Processing lots of long videos? Look at faster-whisper. It's a reimplementation using CTranslate2 that runs 2-4x faster than the original with the same accuracy. Mostly drop-in compatible with the same Python API:
pip install faster-whisper
Adding subtitles to downloaded videos
If you've downloaded a video and want to add subtitles - for translation, accessibility, or repurposing content - Whisper's SRT output is your starting point. Run it, get the .srt, edit timing in Aegisub (free, solid), and you're done. Or feed it into a translation step.

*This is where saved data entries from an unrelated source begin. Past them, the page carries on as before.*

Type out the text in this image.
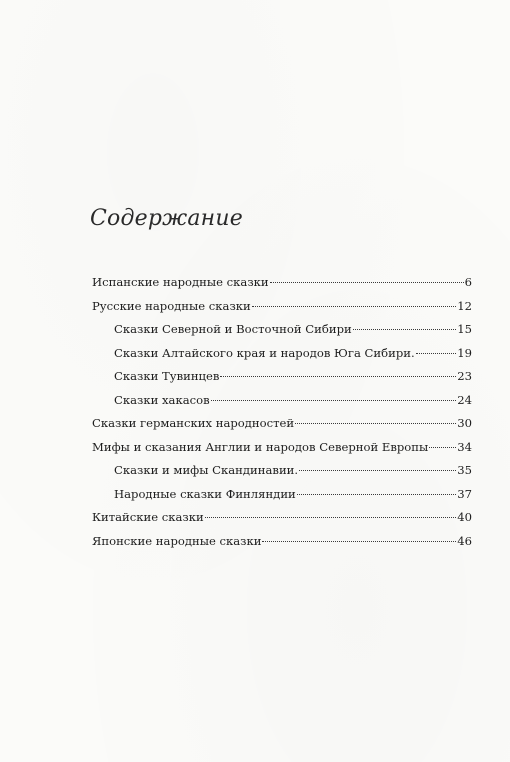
Содержание
Испанские народные сказки	6
Русские народные сказки	12
Сказки Северной и Восточной Сибири	15
Сказки Алтайского края и народов Юга Сибири.	19
Сказки Тувинцев	23
Сказки хакасов	24
Сказки германских народностей	30
Мифы и сказания Англии и народов Северной Европы	34
Сказки и мифы Скандинавии.	35
Народные сказки Финляндии	37
Китайские сказки	40
Японские народные сказки	46
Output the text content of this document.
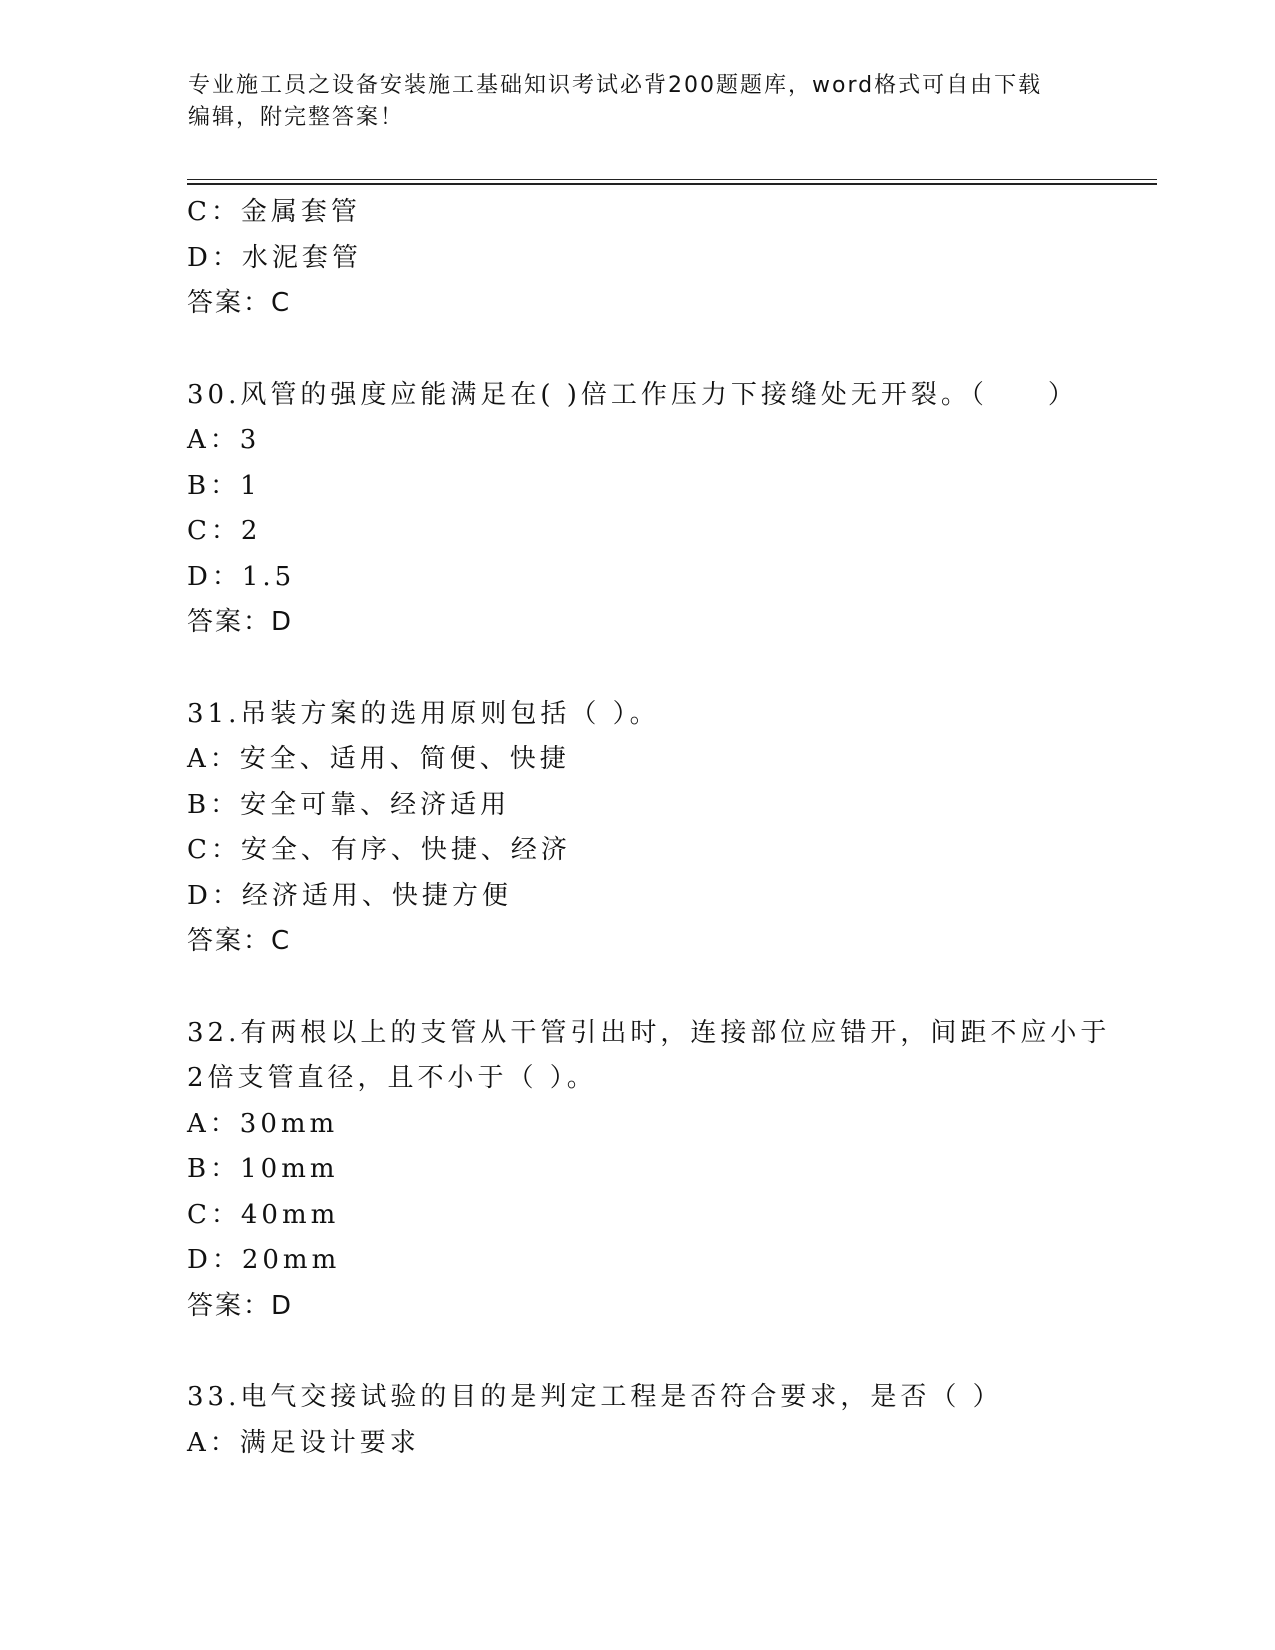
专业施工员之设备安装施工基础知识考试必背200题题库，word格式可自由下载
编辑，附完整答案！
C：金属套管
D：水泥套管
答案：C
30.风管的强度应能满足在( )倍工作压力下接缝处无开裂。（　　）
A：3
B：1
C：2
D：1.5
答案：D
31.吊装方案的选用原则包括（ ）。
A：安全、适用、简便、快捷
B：安全可靠、经济适用
C：安全、有序、快捷、经济
D：经济适用、快捷方便
答案：C
32.有两根以上的支管从干管引出时，连接部位应错开，间距不应小于
2倍支管直径，且不小于（ ）。
A：30mm
B：10mm
C：40mm
D：20mm
答案：D
33.电气交接试验的目的是判定工程是否符合要求，是否（ ）
A：满足设计要求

There's an underused flag worth knowing: --task translate doesn't just transcribe - it translates directly to English from any supported language in one pass:
whisper your_video.mp4 --model medium --task translate
Quality is solid for most European languages, decent for Arabic, Hindi, and Japanese. Not perfect. Usable for personal reference or rough drafts you'll clean up anyway.
Where Whisper still falls short
Heavy background music under speech is a real problem. When music and voice share similar frequency ranges and the music is loud, Whisper gets confused and produces garbled output on those sections. Crosstalk between speakers causes it to merge or skip lines. Very fast speech - auctioneers, some rap styles, speed-talkers - gives inconsistent results even on the large model.
For clean talking-head content, interviews, tutorials, and lectures it's excellent. For music videos, live events with crowd noise, or anything recorded in a loud room on a phone - keep your expectations in check.
One last practical thing: always look at the very start and end of your transcript. Whisper occasionally hallucinates a sentence when there's a long silence before speech begins. Start your audio at second zero and this happens much less often.
Run it on something you actually need transcribed. The gap between what cloud transcription services cost over a year and what Whisper costs is large enough that the ten-minute setup pays for itself immediately.